To what extent were the following Revolutions: American, French, and Russian inevitable?You must refer to the similarities and differences between all three Revolutions.
All three revolutions were caused by pressures which built up over time. In the American revolution the pressures were economic, political and cultural. The economics of the British governorships and military in the New World required more tax revenues from the colonies, but the political structure of the colonial governments made it difficult for the colonists to accept being taxed by a legislature on the other side of the Atlantic in which they had no voice. Culturally, America had grown too independent of the "Mother Country" to submit to a British government doing something that seemed un-British to the colonists. The oppression of the British government was certainly mild compared to what prompted the other revolutions. The need for funds for defense of the colonies could have been explained to the colonial legislatures, and taxation undertaken through those bodies. The demand of Parliament for the "right" to tax and the autocratic attitude of King George III mitigated against peace.
The French revolution was given impetus by the same political ideas from the Enlightenment which had affected the American ideals, and by the success of the American Revolution, but the mainspring of the revolt was the extreme taxation of the public and the extravagant waste of that money by the rulers, the oppressive nature of French laws and the obvious disdain the ruling class had for those they ruled. There were few real similarities to the American revolution; in America the actual break with Britain had been reluctant. The French rising against their age-old aristocratic system was wholehearted. Where there was some form of order maintained in America, the social destruction and loss of life of the French Revolution was appalling. Any action which could have been taken by the royal government to address the people's grievances would have been unthinkable to the members of the ruling class.

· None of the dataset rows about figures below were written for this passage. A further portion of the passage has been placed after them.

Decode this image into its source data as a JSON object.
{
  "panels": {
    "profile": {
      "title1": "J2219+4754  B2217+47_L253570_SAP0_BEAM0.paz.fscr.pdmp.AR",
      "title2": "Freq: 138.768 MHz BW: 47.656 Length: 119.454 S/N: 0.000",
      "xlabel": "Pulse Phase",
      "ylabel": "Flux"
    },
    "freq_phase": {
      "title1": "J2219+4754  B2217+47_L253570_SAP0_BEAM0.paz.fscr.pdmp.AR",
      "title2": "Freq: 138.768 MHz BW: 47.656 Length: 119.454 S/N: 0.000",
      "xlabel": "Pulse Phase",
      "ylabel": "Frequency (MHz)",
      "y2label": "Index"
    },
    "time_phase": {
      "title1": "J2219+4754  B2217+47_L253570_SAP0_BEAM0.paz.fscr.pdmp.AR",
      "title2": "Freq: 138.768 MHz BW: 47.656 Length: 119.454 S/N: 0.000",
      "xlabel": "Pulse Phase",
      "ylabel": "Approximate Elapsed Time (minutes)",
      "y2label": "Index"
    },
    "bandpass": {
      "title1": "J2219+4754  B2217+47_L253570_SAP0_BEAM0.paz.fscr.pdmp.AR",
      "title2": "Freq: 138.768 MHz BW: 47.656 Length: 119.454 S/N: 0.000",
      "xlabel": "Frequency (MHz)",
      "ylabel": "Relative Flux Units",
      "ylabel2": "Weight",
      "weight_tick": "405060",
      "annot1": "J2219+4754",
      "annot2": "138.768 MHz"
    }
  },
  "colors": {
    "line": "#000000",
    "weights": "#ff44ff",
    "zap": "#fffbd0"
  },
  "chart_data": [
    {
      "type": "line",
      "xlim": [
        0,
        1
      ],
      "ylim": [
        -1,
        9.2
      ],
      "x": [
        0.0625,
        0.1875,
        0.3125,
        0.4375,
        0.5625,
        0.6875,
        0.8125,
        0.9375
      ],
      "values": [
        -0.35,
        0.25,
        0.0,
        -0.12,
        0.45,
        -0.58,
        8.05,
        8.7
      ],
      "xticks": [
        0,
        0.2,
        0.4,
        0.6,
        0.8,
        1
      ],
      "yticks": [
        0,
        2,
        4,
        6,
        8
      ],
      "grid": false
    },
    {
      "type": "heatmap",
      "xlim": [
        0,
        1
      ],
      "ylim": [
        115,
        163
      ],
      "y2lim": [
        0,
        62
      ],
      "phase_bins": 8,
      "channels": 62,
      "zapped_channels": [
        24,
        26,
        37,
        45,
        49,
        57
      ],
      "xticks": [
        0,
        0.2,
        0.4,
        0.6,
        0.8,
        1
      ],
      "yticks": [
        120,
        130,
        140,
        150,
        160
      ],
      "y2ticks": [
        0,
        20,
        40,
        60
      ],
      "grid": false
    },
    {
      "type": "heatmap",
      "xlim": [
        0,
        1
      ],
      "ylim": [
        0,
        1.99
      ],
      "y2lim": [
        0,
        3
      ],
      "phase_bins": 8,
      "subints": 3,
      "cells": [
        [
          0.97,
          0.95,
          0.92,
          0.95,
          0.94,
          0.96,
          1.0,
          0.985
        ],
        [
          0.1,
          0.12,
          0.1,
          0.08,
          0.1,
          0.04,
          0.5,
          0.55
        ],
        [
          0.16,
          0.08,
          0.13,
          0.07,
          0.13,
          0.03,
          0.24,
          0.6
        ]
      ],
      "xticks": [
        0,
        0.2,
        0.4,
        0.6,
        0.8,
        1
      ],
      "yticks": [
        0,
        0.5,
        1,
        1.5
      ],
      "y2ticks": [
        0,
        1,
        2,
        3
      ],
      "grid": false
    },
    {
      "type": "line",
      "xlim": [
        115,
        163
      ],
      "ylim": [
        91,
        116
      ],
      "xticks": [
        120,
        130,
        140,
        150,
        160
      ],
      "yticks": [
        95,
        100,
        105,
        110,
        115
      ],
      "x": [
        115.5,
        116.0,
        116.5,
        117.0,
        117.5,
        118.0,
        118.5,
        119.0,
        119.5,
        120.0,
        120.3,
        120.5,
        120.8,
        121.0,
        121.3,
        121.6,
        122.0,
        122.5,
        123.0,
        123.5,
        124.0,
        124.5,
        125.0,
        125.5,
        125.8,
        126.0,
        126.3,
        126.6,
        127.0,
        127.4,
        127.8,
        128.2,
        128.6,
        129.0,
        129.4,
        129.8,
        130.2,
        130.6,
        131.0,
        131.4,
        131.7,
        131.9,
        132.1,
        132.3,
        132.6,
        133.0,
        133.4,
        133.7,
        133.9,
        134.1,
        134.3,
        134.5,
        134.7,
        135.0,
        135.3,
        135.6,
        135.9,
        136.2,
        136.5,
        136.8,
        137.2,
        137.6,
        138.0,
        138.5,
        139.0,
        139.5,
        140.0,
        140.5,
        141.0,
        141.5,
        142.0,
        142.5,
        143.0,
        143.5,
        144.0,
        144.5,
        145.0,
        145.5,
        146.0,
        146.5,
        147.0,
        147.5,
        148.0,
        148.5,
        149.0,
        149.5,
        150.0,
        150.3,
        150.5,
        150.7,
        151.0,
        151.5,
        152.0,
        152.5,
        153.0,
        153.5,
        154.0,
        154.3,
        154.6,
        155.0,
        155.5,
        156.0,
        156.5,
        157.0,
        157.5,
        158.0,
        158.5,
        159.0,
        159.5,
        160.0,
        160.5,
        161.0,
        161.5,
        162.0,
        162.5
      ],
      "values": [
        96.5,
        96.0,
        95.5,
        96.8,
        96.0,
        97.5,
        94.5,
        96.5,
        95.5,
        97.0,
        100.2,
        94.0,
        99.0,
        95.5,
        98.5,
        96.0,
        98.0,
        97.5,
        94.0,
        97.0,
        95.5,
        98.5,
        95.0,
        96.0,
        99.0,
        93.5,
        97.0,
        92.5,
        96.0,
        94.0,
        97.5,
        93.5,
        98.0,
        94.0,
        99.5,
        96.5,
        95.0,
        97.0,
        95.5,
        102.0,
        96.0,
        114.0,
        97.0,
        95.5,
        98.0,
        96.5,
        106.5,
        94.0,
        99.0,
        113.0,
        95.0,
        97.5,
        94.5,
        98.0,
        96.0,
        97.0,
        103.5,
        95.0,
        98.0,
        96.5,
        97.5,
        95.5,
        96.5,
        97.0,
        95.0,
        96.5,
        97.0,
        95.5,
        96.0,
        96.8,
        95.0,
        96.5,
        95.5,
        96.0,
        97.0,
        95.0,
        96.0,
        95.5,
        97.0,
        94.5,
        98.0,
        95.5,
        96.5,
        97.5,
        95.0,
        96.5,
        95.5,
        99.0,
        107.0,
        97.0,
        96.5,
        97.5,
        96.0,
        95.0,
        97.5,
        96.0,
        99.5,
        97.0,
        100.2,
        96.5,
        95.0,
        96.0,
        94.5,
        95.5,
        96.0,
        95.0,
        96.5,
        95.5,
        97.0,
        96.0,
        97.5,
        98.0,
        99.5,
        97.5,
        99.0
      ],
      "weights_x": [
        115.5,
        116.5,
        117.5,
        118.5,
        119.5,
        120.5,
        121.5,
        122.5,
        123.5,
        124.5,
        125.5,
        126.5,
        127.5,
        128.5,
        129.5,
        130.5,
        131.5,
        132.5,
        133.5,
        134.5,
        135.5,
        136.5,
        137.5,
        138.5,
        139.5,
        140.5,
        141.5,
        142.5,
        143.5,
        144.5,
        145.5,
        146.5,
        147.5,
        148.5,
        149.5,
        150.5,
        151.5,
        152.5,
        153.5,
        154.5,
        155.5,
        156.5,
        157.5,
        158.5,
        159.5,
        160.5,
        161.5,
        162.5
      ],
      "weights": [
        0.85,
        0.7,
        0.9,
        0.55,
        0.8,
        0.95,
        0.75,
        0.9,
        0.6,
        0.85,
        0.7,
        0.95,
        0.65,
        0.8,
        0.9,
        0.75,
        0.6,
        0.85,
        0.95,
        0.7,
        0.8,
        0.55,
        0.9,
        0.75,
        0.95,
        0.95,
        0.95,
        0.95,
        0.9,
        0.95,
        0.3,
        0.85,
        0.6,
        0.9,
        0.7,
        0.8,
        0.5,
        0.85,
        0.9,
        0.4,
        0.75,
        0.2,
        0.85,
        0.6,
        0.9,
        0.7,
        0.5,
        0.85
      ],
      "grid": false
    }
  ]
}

The citizens of Russia had what was still essentially a feudal system, the oppressiveness of the government was even more severe, the secret police brutally effective. Serfdom had been abolished barely a generation before. The Czar was the most autocratic ruler in the world. The people were as poor as the French peasants had been. The ruling class often thought of those they ruled as animals, and were as extravagent and vain as the French aristocracy had been. Some factions of the revolution were informed by American ideals, but the main wellsprings of the Russian Revolutions were socialist, communist and anarchist thought. The great loss of life in the First World War (and the ineptness of both the civil and military authorities) was the final straw to the long-suffering Russian peasants. As in France of the 18th century, the ruling class of Russia had little or no concept of addressing in any way the grievances of the people. Once the czarist government was overthrown the fragmented coalition was riven by dissension about continuing the war and by the various radical groups. Lenin was too well prepared, too intelligent, too adept politically to fail to overthrow that government. He then by ruthlessness and sheer force of personality seized control of the new government and established the Soviet state. Lenin's intellect and energy made his revolution the most inevitable of the three.